The act of compassion and encouragement 46 years ago was on Fidelman's mind Friday as he said farewell to his friend and mentor.

Jim Bridwell, the wild, partying, long-haired hippie climber famous for being the first to climb the towering 3,000-foot sheer cliff known as El Capitan in a single day, died Friday of kidney failure in Palm Springs, Fidelman said. He was 73.

The renegade climber, who helped usher in the climbing counterculture in the 1970s, scaled virtually every rock, crag, crack and dome in and around Yosemite National Park.

He was known as an innovator and visionary, who invented and refined climbing gear, including a knife edge-size piton known as the Bird Beak, for use in tiny cracks. He also climbed some of the most difficult routes in Alaska and Patagonia, in the Andes, his friends said, and was adept at alpine climbing, once trekking 300 miles around Mount Everest, a journey that required him to go over peaks as high as 23,000 feet.

He once said to a non-climber, "My best vacation is your worst nightmare."

Born July 29, 1944, in San Antonio, Bridwell began climbing around 1965, a time when noted climbers Royal Robbins and Warren Harding were at the peak of their fame. Robbins and Harding had pioneered big wall climbing, an era known as the "golden age" in Yosemite, and Bridwell represented the next generation of climbing.

In 1970, he co-founded with John Dill the park's first search-and-rescue team, known as Yosar, at Camp 4, where the original rock rats, the hippie types who wore cutoff jeans, smoked pot and collected cans for pocket change, began hanging out. He was the first rescuer to rappel 1,000 feet down the El Capitan cliff face, where he stabilized a climber with a broken leg, spent the night with him and then lowered him down the next day.

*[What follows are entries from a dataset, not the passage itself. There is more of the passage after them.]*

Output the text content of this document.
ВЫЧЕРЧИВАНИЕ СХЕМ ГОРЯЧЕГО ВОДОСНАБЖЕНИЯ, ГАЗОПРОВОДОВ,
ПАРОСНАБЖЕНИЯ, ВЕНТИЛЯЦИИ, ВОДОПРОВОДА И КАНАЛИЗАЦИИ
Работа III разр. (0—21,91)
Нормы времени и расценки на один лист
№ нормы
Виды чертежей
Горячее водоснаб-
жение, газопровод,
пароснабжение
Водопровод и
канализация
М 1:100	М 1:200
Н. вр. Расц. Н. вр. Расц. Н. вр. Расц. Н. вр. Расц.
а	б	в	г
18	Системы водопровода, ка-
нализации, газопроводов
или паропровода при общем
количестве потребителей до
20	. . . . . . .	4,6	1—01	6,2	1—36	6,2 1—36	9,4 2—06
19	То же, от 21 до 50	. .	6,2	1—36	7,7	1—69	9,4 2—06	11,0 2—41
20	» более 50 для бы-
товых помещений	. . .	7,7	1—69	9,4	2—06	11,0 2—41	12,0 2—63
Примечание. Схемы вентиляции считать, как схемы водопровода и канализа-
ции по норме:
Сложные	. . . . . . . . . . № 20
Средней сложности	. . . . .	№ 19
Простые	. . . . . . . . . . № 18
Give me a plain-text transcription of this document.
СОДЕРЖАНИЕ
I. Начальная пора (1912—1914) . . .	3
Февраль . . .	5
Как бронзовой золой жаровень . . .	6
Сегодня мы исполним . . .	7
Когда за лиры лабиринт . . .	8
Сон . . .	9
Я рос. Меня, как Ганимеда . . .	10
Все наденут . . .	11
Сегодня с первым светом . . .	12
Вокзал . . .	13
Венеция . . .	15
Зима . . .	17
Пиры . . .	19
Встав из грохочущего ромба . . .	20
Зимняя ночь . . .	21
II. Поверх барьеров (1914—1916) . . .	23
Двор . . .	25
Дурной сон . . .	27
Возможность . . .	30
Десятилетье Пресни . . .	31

He recounted to friends how, during one rescue, he slapped away the hand of a park ranger who tried to touch his knots. "Don't touch anything," he said curtly. "They're good."

In the early 1970s, he started a group in Yosemite called the Stonemasters, a band of young climbers known for their loud music and drug taking.

"He took me under his wing, me and a number of other climbers," said Fidelman, now 62, who, as a Stonemaster, also performed on Bridwell's search and rescue team. "He was the leader, kind of the Godfather, and when you got picked for (search and rescue), it was like you were a made man."

Bridwell was best known for making the first one-day ascent of the huge prow of El Capitan, a route known as the Nose, in 1975 with John Long and Billy Westbay. It was an amazing feat at the time. The first ever ascent in 1958 took 47 days.

Members of the Stonemasters were the first to the scene of an infamous crash in 1977 of a plane carrying thousands of pounds of marijuana. They hiked to the scene at Lower Merced Pass Lake, and salvaged the cargo. As usual, Bridwell took charge, directing operations and logistics, according to several accounts.

Fidelman said the kind words Bridwell spoke to his anxious 16-year-old self kept him going and remained with him as he stood next to his friend as he took his last breath.

"If you were in trouble, Jim was the guy who was going to put it together and get you home," Fidelman said. "He was the kind of guy who brought out the best of you but he was also a child of the '60s, a hard-drinking guy, who took acid trips as part of his journey and smoked unfiltered Camels almost until the end of his life. He lived life with a lot of passion."